Three principal causes leading to decline—Reformation the principal one—The plain-song and the people—Gradual transition in mode of living—Effect of Calvinistic teaching—Excesses of the Commonwealth soldiery—Facts as to life of Calvin—Effects of change of dynasty—The Stuarts and music—The Restoration and resulting excitement—England rid of the Stuarts—Jonathan Swift a Church dignitary—First appearance of opera in England—Handel and Italian opera—He leaves England—Returns and devotes himself to oratorio—Effect on the people—Its influence on native composers—Ill-effects of imitation—Necessity of relying on native inspiration—Vincent Novello—Novello and Company—Services to English music—Revival—The Wesleys, Samuel and Samuel Sebastian—Conclusion.

The three principal causes that led to the decline and practical extinction of English music were the Reformation, the indifference of a foreign Court, and the settlement in England of large numbers of foreign musicians, among whom was one of the greatest musical geniuses of all time, the German, George Frederick Handel. The two latter causes may be said to be the complement one of the other.

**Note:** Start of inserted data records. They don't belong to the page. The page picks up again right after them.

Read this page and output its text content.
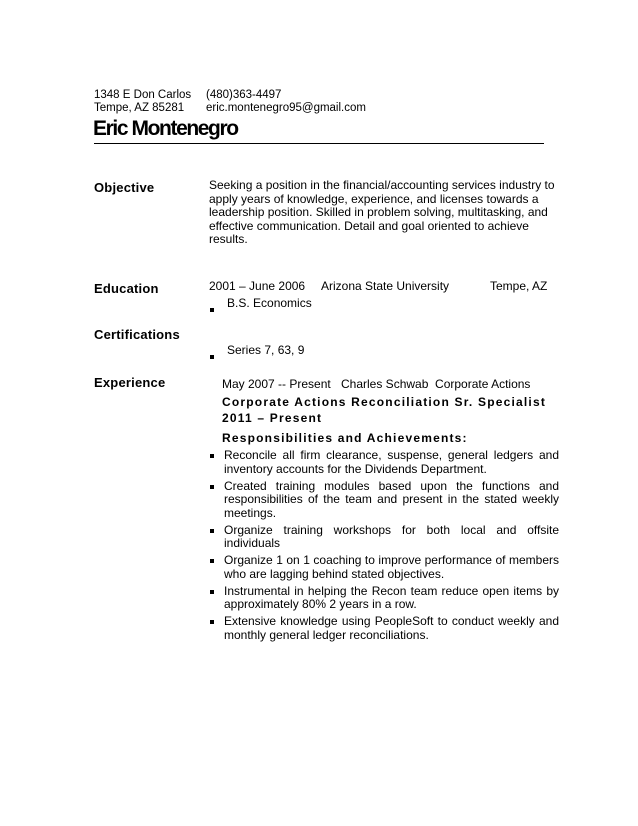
1348 E Don Carlos
Tempe, AZ 85281
(480)363-4497
eric.montenegro95@gmail.com
Eric Montenegro
Objective	Seeking a position in the financial/accounting services industry to apply years of knowledge, experience, and licenses towards a leadership position. Skilled in problem solving, multitasking, and effective communication. Detail and goal oriented to achieve results.
Education	2001 – June 2006 Arizona State University	Tempe, AZ
B.S. Economics
Certifications
Series 7, 63, 9
Experience	May 2007 -- Present Charles Schwab  Corporate Actions
Corporate Actions Reconciliation Sr. Specialist
2011 – Present
Responsibilities and Achievements:
Reconcile all firm clearance, suspense, general ledgers and inventory accounts for the Dividends Department.
Created training modules based upon the functions and responsibilities of the team and present in the stated weekly meetings.
Organize training workshops for both local and offsite individuals
Organize 1 on 1 coaching to improve performance of members who are lagging behind stated objectives.
Instrumental in helping the Recon team reduce open items by approximately 80% 2 years in a row.
Extensive knowledge using PeopleSoft to conduct weekly and monthly general ledger reconciliations.
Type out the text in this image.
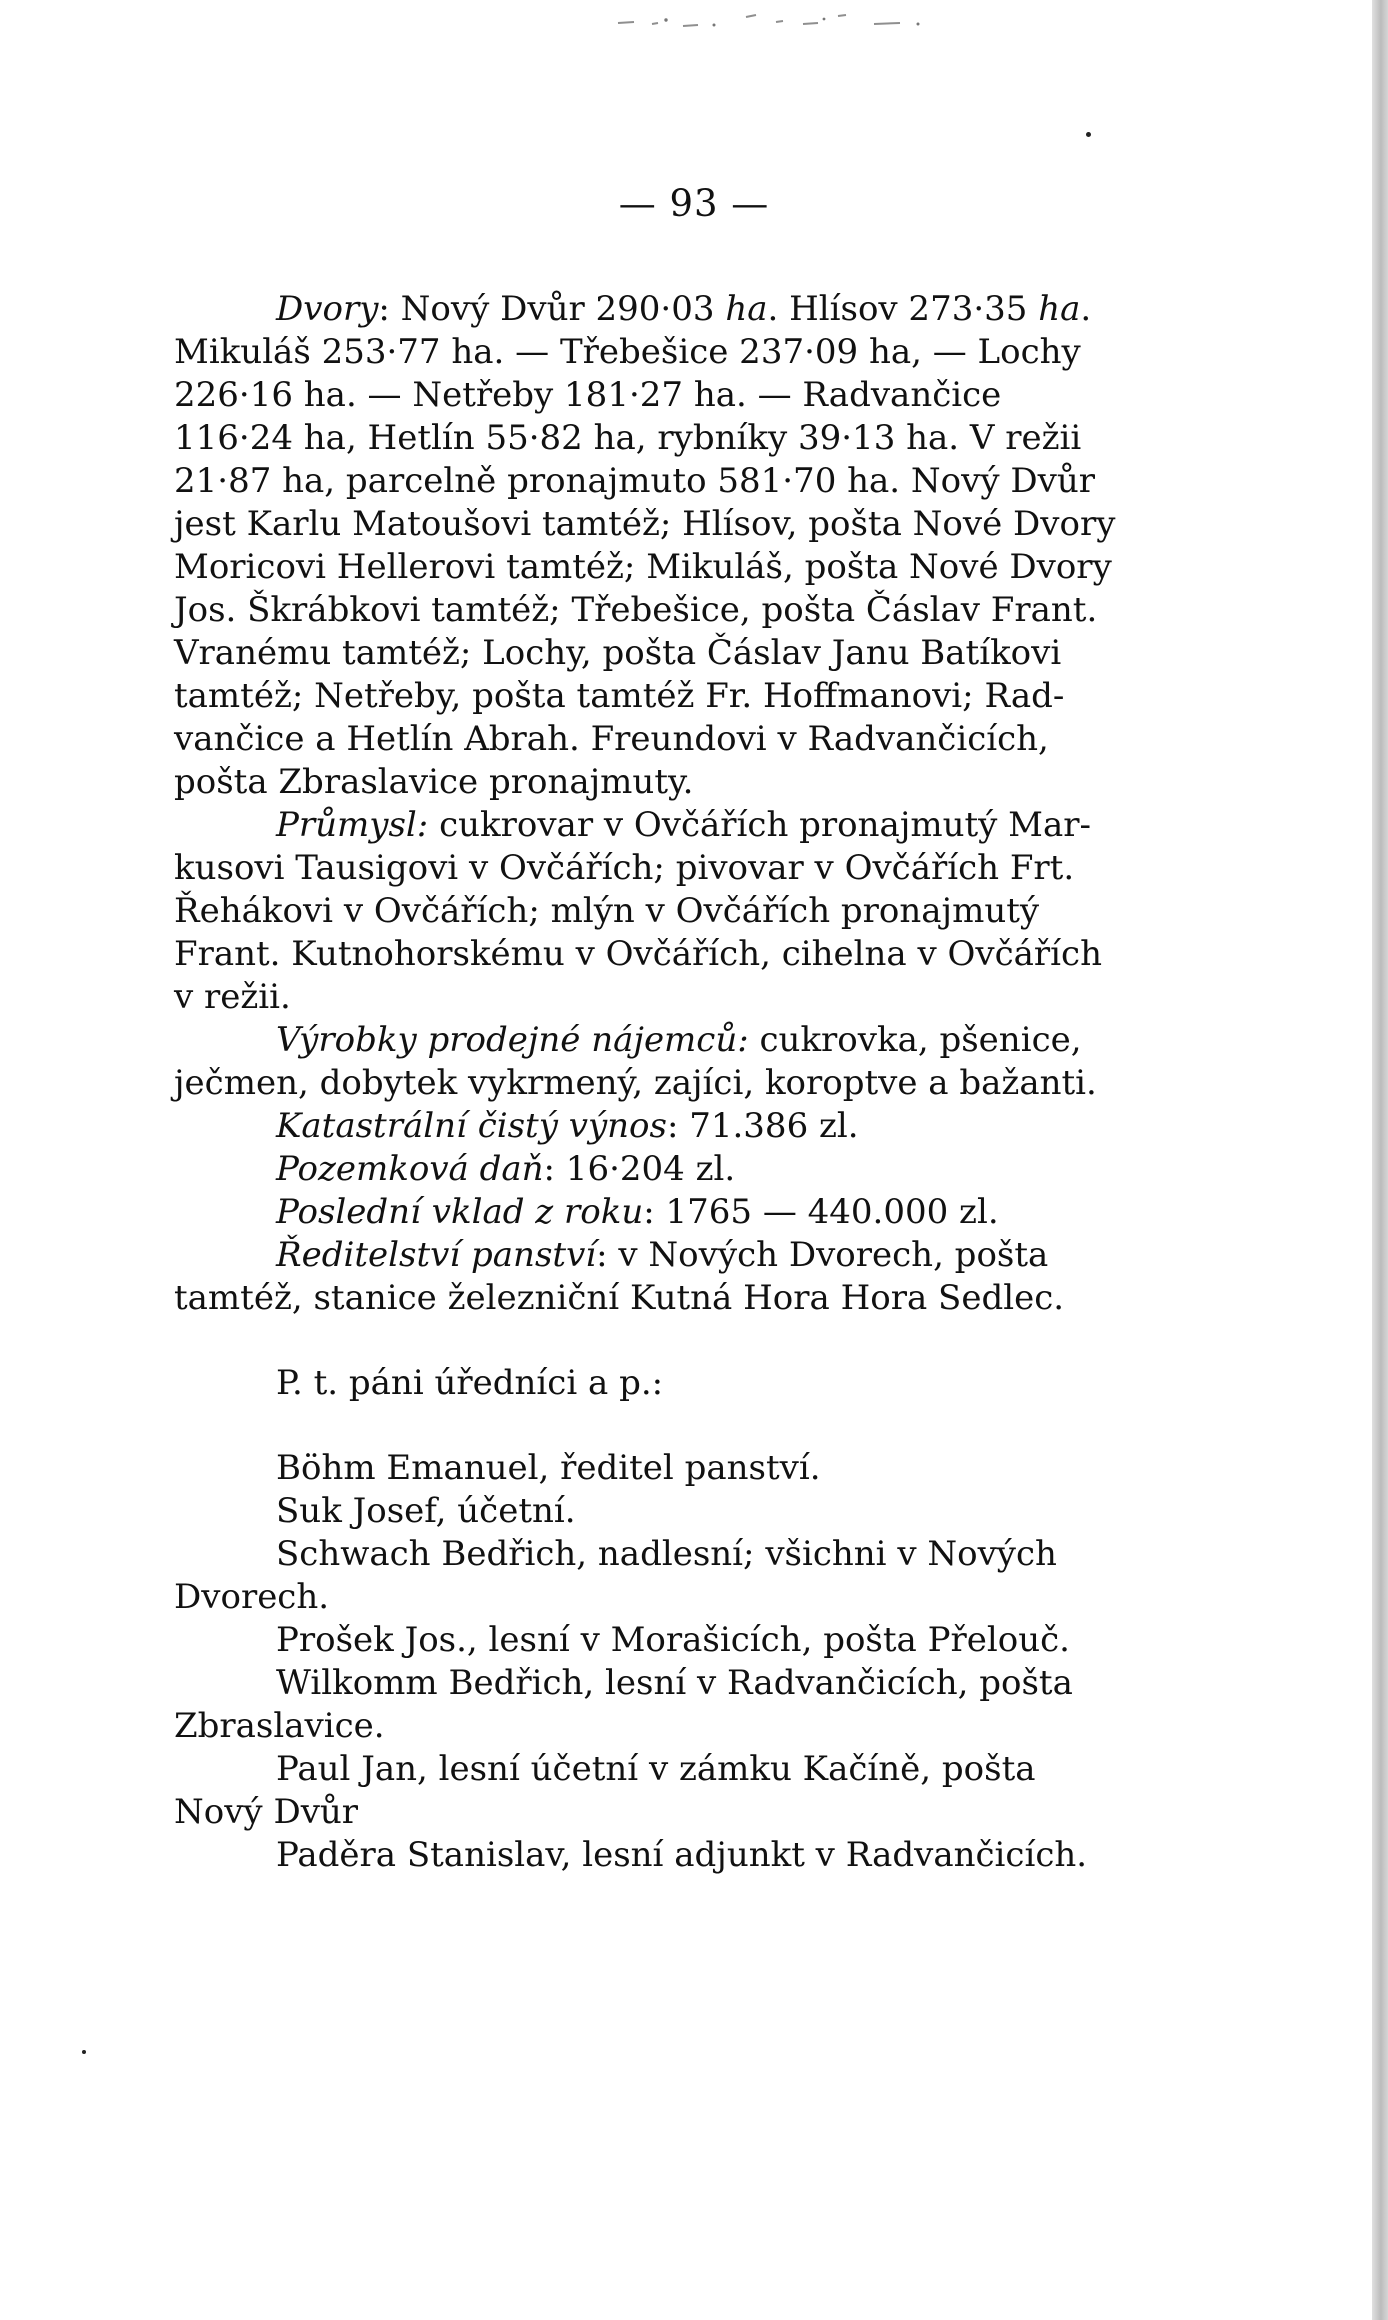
— 93 —
Dvory: Nový Dvůr 290·03 ha. Hlísov 273·35 ha.
Mikuláš 253·77 ha. — Třebešice 237·09 ha, — Lochy
226·16 ha. — Netřeby 181·27 ha. — Radvančice
116·24 ha, Hetlín 55·82 ha, rybníky 39·13 ha. V režii
21·87 ha, parcelně pronajmuto 581·70 ha. Nový Dvůr
jest Karlu Matoušovi tamtéž; Hlísov, pošta Nové Dvory
Moricovi Hellerovi tamtéž; Mikuláš, pošta Nové Dvory
Jos. Škrábkovi tamtéž; Třebešice, pošta Čáslav Frant.
Vranému tamtéž; Lochy, pošta Čáslav Janu Batíkovi
tamtéž; Netřeby, pošta tamtéž Fr. Hoffmanovi; Rad-
vančice a Hetlín Abrah. Freundovi v Radvančicích,
pošta Zbraslavice pronajmuty.
Průmysl: cukrovar v Ovčářích pronajmutý Mar-
kusovi Tausigovi v Ovčářích; pivovar v Ovčářích Frt.
Řehákovi v Ovčářích; mlýn v Ovčářích pronajmutý
Frant. Kutnohorskému v Ovčářích, cihelna v Ovčářích
v režii.
Výrobky prodejné nájemců: cukrovka, pšenice,
ječmen, dobytek vykrmený, zajíci, koroptve a bažanti.
Katastrální čistý výnos: 71.386 zl.
Pozemková daň: 16·204 zl.
Poslední vklad z roku: 1765 — 440.000 zl.
Ředitelství panství: v Nových Dvorech, pošta
tamtéž, stanice železniční Kutná Hora Hora Sedlec.
P. t. páni úředníci a p.:
Böhm Emanuel, ředitel panství.
Suk Josef, účetní.
Schwach Bedřich, nadlesní; všichni v Nových
Dvorech.
Prošek Jos., lesní v Morašicích, pošta Přelouč.
Wilkomm Bedřich, lesní v Radvančicích, pošta
Zbraslavice.
Paul Jan, lesní účetní v zámku Kačíně, pošta
Nový Dvůr
Paděra Stanislav, lesní adjunkt v Radvančicích.
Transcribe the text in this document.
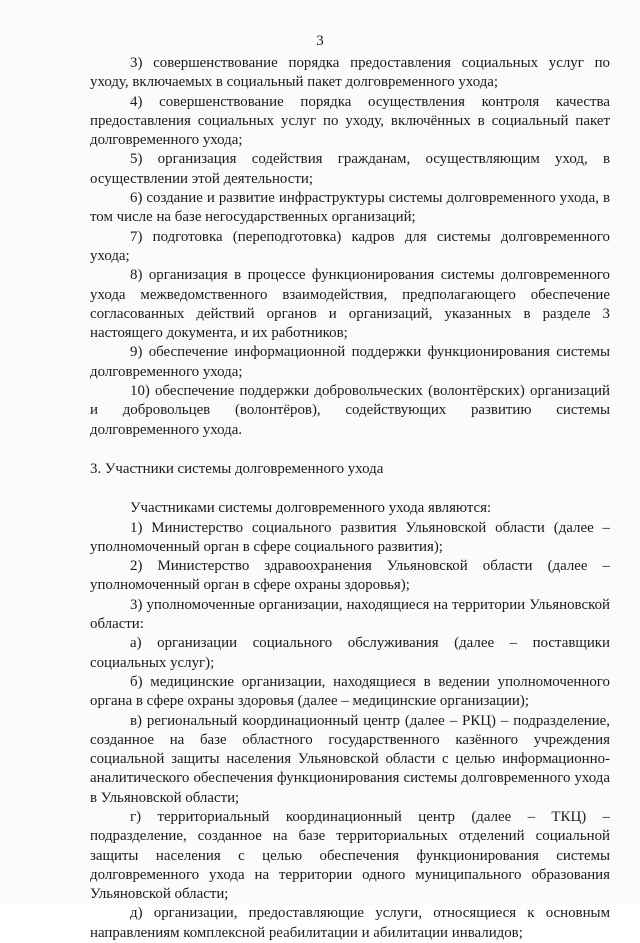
3

3) совершенствование порядка предоставления социальных услуг по уходу, включаемых в социальный пакет долговременного ухода;

4) совершенствование порядка осуществления контроля качества предоставления социальных услуг по уходу, включённых в социальный пакет долговременного ухода;

5) организация содействия гражданам, осуществляющим уход, в осуществлении этой деятельности;

6) создание и развитие инфраструктуры системы долговременного ухода, в том числе на базе негосударственных организаций;

7) подготовка (переподготовка) кадров для системы долговременного ухода;

8) организация в процессе функционирования системы долговременного ухода межведомственного взаимодействия, предполагающего обеспечение согласованных действий органов и организаций, указанных в разделе 3 настоящего документа, и их работников;

9) обеспечение информационной поддержки функционирования системы долговременного ухода;

10) обеспечение поддержки добровольческих (волонтёрских) организаций и добровольцев (волонтёров), содействующих развитию системы долговременного ухода.

3. Участники системы долговременного ухода

Участниками системы долговременного ухода являются:

1) Министерство социального развития Ульяновской области (далее – уполномоченный орган в сфере социального развития);

2) Министерство здравоохранения Ульяновской области (далее – уполномоченный орган в сфере охраны здоровья);

3) уполномоченные организации, находящиеся на территории Ульяновской области:

а) организации социального обслуживания (далее – поставщики социальных услуг);

б) медицинские организации, находящиеся в ведении уполномоченного органа в сфере охраны здоровья (далее – медицинские организации);

в) региональный координационный центр (далее – РКЦ) – подразделение, созданное на базе областного государственного казённого учреждения социальной защиты населения Ульяновской области с целью информационно-аналитического обеспечения функционирования системы долговременного ухода в Ульяновской области;

г) территориальный координационный центр (далее – ТКЦ) – подразделение, созданное на базе территориальных отделений социальной защиты населения с целью обеспечения функционирования системы долговременного ухода на территории одного муниципального образования Ульяновской области;

д) организации, предоставляющие услуги, относящиеся к основным направлениям комплексной реабилитации и абилитации инвалидов;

Of these three hostile influences, the Reformation and all that it involved was, overwhelmingly, the most fatal in its effect, for it struck at the root foundation; it killed the very soil that gave birth to the plant. The first blow it inflicted on music—and in those days that meant English music, not as now—and it was a

deadly one, was its suppression in the services of the Church. To grasp to the full the significance of this act, one must recall some of the salient features of national life that had existed for centuries.

We have seen how intimately bound together were the lives of the Church and the people; how the very existence of either seemed dependent on the solidity of their union; or, at least, how inseparable a part the services of the Church were from the daily life and occupations of the common tillers of the soil, who formed the majority of the population.

Music, in the early days to which we now refer, was a living force and a vital attraction to the peasantry, who, although perhaps unable to understand the significance of the elaborate ceremonial that characterised mediæval forms of worship, were able to join in the singing of the plain-song that was ever, as far as research can guide us, an essential element in the rites of the ancient Church.

Here let me say, we must utterly discard from our minds any thought of the noble and ornate music of the Mass, the product of the fifteenth and sixteenth centuries. These works were written for performance by highly trained singers in the employ of bishops or abbots governing the cathedrals or monasteries, possessing sufficient wealth to command their services, and were listened to by a class of people far removed from those under our present consideration. Such music would, indeed, be far more remote from their understanding than that sung at St.

Paul's Cathedral to the ordinary agricultural labourer to-day.

No, it was the simple strains of the plain-song that they knew, understood and loved.